Carli wanted more than anything to understand what made her mother do the things she did. Why did Michelle have this incessant need for constant fun and lies to her parents? For as long as Carli could remember she had been the exact opposite, always seeming older than her years. Honestly, the popular party crowd always bored her. Carli couldn’t help but wonder what her life might have been like if her mother had raised her instead of the Fitzgeralds.
“Michelle loved people and parties. We saw her around town, and we heard rumors, but we were caught between a rock and a hard place. Was it our place to rat her out? Now, I wish we had. We were so young and in love, and I just kept my nose buried in the ranch work. If we had said something, it might have stopped her from running away, but then again, she was so darn stubborn. If you tried to rein her in, it just made it worse. Nobody could control the runaway train wreck that was Michelle.”

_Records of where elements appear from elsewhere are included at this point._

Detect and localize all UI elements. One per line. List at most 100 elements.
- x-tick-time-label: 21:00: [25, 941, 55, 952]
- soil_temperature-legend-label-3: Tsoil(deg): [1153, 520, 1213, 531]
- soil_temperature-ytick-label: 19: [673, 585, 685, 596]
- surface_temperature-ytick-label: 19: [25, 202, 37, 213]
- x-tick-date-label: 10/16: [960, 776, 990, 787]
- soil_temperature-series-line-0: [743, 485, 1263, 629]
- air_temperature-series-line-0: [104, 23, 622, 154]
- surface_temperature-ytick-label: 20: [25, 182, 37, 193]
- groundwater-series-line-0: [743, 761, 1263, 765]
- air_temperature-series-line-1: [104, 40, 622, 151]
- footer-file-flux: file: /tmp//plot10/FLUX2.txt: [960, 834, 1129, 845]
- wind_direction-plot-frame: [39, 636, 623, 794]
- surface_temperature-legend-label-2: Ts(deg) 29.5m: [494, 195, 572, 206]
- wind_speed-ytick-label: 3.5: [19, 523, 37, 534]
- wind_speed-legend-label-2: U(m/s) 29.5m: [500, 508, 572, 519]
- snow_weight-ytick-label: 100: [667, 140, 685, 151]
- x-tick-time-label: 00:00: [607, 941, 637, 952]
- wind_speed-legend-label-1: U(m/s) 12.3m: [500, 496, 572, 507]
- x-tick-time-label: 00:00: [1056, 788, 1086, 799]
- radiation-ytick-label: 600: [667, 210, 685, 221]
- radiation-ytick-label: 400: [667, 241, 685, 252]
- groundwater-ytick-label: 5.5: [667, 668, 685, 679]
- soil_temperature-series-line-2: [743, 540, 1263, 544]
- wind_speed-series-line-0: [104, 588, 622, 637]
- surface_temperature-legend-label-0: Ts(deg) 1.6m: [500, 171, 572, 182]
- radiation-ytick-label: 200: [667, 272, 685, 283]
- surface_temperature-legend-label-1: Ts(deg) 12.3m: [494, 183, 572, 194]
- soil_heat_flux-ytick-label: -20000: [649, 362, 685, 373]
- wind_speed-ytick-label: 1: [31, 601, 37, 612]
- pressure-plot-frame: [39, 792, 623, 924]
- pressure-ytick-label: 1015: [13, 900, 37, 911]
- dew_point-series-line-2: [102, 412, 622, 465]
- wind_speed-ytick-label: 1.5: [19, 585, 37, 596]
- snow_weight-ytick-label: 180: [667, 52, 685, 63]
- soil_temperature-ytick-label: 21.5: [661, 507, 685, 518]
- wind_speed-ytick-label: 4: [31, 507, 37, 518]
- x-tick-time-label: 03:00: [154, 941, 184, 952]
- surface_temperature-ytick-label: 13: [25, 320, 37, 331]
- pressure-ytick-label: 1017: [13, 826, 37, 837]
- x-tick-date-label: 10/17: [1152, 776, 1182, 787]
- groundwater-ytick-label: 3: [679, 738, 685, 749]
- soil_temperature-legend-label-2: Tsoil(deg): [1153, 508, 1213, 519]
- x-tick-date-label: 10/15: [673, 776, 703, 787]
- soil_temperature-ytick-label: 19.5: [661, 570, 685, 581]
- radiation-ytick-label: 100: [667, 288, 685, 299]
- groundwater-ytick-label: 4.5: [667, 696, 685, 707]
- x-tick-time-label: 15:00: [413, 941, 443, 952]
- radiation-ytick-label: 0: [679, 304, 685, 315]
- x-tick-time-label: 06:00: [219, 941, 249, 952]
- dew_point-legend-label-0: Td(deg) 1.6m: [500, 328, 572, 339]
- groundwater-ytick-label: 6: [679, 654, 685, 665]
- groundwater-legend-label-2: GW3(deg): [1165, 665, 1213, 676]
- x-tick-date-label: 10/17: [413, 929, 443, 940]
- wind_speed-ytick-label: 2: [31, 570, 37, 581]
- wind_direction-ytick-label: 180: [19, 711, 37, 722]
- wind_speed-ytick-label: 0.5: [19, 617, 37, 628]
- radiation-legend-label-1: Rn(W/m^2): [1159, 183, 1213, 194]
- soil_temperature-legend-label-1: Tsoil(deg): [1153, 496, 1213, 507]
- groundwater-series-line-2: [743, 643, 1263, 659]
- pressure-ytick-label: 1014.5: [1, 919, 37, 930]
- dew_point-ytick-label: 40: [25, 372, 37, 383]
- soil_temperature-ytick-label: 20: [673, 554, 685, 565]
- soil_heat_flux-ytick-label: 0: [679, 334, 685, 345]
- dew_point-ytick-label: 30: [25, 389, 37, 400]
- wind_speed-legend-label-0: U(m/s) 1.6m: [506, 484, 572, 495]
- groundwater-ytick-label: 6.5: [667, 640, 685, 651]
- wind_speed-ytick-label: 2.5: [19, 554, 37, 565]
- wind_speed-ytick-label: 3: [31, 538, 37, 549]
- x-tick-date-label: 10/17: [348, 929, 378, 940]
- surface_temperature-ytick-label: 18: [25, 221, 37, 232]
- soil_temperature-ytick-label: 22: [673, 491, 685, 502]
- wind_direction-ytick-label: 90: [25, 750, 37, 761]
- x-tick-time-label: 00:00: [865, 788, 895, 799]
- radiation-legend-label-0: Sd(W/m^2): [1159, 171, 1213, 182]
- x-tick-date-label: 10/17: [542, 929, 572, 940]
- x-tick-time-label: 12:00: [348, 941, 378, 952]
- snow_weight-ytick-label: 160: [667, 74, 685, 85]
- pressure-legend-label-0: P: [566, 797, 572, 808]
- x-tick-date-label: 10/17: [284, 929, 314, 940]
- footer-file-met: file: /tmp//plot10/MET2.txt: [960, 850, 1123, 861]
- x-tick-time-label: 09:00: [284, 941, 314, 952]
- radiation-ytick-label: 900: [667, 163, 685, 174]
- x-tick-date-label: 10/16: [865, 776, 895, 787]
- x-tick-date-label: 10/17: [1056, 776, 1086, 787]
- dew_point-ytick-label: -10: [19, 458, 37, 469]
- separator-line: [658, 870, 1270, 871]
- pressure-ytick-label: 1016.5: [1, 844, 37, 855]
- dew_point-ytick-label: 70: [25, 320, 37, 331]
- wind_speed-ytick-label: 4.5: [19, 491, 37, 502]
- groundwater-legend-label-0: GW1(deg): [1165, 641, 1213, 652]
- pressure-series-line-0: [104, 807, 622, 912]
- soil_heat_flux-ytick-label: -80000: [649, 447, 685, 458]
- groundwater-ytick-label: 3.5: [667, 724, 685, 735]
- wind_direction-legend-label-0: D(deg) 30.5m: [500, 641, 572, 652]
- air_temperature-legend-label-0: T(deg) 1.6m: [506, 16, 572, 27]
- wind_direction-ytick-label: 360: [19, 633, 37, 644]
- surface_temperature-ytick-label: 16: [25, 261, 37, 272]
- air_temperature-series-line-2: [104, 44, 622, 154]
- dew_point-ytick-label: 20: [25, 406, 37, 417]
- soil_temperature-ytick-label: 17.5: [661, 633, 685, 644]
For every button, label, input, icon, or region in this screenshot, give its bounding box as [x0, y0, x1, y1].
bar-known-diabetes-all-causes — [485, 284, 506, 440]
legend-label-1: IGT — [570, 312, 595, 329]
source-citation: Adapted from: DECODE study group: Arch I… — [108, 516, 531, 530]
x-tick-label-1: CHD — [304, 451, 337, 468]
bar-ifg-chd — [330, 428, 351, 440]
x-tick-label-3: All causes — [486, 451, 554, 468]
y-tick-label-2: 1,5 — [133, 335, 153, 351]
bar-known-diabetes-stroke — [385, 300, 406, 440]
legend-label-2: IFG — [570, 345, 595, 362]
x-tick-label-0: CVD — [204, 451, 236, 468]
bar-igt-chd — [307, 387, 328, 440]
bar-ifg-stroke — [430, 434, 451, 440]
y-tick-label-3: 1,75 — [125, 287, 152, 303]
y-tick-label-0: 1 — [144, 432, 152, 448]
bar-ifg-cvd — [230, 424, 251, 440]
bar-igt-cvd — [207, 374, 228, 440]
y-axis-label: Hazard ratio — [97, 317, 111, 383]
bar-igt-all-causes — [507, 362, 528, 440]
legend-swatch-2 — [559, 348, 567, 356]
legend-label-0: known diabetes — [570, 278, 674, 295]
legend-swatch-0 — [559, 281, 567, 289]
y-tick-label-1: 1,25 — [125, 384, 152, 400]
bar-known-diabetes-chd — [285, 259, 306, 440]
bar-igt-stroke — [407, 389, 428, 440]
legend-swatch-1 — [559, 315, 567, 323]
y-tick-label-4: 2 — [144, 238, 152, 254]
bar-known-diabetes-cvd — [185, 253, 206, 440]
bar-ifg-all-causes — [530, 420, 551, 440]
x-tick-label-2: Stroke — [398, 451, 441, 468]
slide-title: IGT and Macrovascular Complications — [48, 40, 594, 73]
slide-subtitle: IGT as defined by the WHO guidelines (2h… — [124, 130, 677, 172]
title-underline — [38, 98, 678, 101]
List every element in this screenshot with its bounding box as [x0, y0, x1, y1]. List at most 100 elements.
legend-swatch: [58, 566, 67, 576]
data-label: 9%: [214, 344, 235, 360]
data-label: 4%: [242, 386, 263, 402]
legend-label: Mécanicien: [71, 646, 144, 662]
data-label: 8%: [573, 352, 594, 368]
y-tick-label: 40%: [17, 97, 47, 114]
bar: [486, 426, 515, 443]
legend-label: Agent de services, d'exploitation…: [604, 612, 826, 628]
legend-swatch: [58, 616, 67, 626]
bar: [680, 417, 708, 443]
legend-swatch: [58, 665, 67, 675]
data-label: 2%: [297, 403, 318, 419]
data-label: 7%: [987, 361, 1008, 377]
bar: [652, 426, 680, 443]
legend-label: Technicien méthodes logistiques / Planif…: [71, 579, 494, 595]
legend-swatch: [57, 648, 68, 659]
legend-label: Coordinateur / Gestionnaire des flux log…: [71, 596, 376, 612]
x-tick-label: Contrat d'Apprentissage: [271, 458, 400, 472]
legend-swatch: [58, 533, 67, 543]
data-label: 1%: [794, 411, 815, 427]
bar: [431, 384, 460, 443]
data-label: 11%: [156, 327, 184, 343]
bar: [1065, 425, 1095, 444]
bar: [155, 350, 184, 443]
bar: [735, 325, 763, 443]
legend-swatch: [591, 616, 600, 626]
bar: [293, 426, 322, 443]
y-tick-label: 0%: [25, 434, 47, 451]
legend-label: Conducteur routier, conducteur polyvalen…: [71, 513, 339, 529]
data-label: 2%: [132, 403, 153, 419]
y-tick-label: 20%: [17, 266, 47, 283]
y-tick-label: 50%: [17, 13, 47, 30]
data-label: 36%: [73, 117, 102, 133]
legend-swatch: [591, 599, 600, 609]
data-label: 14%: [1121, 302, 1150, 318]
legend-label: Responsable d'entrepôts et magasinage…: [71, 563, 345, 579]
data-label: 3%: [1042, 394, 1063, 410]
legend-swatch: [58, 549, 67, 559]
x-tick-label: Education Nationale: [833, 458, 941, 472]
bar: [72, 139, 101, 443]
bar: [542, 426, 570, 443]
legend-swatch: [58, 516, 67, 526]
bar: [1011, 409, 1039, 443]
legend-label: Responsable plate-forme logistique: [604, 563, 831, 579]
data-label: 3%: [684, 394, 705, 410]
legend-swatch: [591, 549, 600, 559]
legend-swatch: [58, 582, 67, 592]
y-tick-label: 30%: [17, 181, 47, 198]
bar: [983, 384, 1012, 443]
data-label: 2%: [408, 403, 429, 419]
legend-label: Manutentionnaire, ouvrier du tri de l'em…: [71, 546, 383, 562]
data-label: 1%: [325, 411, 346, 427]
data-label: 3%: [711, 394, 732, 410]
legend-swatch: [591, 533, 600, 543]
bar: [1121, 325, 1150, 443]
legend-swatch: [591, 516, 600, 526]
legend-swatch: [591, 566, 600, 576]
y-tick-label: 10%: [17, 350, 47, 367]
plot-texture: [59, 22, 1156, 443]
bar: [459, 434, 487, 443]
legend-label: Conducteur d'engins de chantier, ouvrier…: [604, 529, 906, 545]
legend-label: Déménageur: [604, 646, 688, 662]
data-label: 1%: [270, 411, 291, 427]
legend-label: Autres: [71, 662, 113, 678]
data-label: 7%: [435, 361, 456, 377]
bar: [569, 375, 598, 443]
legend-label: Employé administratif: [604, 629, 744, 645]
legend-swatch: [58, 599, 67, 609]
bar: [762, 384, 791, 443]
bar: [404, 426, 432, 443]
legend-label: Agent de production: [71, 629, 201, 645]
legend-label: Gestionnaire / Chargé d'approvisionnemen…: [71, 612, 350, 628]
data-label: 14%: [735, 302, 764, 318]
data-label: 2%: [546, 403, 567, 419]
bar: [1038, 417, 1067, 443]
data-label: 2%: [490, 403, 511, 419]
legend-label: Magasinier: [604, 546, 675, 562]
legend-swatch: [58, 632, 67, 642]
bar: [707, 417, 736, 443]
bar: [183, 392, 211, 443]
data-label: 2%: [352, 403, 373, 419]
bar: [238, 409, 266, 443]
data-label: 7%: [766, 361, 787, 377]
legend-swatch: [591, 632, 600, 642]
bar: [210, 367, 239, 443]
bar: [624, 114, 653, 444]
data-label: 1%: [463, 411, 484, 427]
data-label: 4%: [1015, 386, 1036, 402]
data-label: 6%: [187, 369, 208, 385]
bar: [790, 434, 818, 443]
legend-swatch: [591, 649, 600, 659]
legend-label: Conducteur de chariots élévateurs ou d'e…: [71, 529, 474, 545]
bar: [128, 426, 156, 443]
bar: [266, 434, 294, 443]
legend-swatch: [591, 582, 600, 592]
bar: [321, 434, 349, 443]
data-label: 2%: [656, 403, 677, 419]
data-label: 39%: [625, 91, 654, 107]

Carli’s heart raced. She wanted to tell him about the birth certificate she found with the name of her birth father, but she was afraid. Of what, she didn’t know. For some reason it was her secret still. She wanted to hang on to the knowledge for a few days more. “Do you know any of the guys she might have dated?”
“Michelle had many boyfriends, if the rumors were true. I hate to speak of the deceased in a bad way, but you’re asking. I don’t mean to be disrespectful. Your mother was so full of life. Her smile lit up a room the minute she walked in and she never knew a stranger. Everyone claimed to be her friend. Everyone wanted to be her friend.”
“What did my grandparents do?” Carli finally stood, walked into the kitchen to get the coffee pot and refill their mugs.
“It was the classic pushing and pulling between parent and child for dominance, for authority. They grounded her or took her car keys away, forbade her from riding her horse, but she’d rebel and lie about her whereabouts, then things kept getting worse. Coming home late, red eyes or the smell of alcohol, until finally she didn’t come home until the next day or even second day. She talked back to them. Harsh, ugly words were said. Words that can never be taken back. And your Grandma Jean cried. It was becoming an impossible situation. On nights she didn’t come home, they hated to bring the sheriff into it because rumors were already going around. Jean and Ward hated the gossip and attention it brought to the Wild Cow.”
“And then what?” Carli was on the edge of her seat.
“And then she became pregnant with you.”
“Oh.” Carli let out a sigh and rose. “What happened then? Were they upset?”
“I think they were really sad. But I gotta say, neither Ward nor Jean ever yelled at Michelle after that. They showed her love. Unconditional love. And said they would help her raise the baby. You.”
Buck turned quiet, staring into his mug. Lost in the past. “And then she was gone,” he mumbled under his breath. “Vanished. All I remember was the sound of a motorcycle one night. I thought it was someone riding through headquarters really slow but now I know he was parked out by the corral, waiting. The roar when he gunned it was ear splitting and then the sound grew fainter and fainter. I didn’t even look out. Now I know Michelle left with him.”
“My grandparents must have been devastated.” Carli’s heart hurt.
“And she left a scrap of a note,” Buck continued. “If I can remember right, it read something like, ‘I’m leaving. Can’t stay. Don’t worry. I’ll be fine.’ Pretty much broke their hearts. Not only was Michelle gone. But she took you, too. Their only grandchild.”
“What did they do?” Carli leaned in closer and scooted to the edge of her chair.
“They called the sheriff this time. We never found out who she rode off with. The sheriff questioned all her friends, but turned up nothing, so we think the guy must have been from another town. Michelle covered up her tracks well, but she had to have had help. If anyone knew who took her away that night, they weren’t talking.”
Carli let out a whoosh of air, though she hadn’t realized she was holding her breath. She paced over to the windows, her back to Buck. Was the man on the motorcycle that night her birth father? A sadness crept over Carli as she listened. She might never know the truth. “When did they find out I was born?”
“Jean and Ward figured approximately when you’d be born. They asked all over Texas it seemed. Contacted Michelle’s school friends again, asked everybody they knew at rodeos if they’d seen her. Someone kept her hidden, but we never found out who. As for your grandparents, it’s as though the joy was sucked out of them. They kept hitting dead ends until finally they hired a private detective. After that, he gave them the sad report. He tracked your mother to Los Angeles, interviewed a few of her new party-going friends out there who didn’t really want to talk to him until he slipped them a little cash. Ward and Jean spent a fortune trying to find her. Once again Michelle was able to stay hidden. She had slipped through their fingers.”
A sadness jolted her heart. “Was she an addict by then?”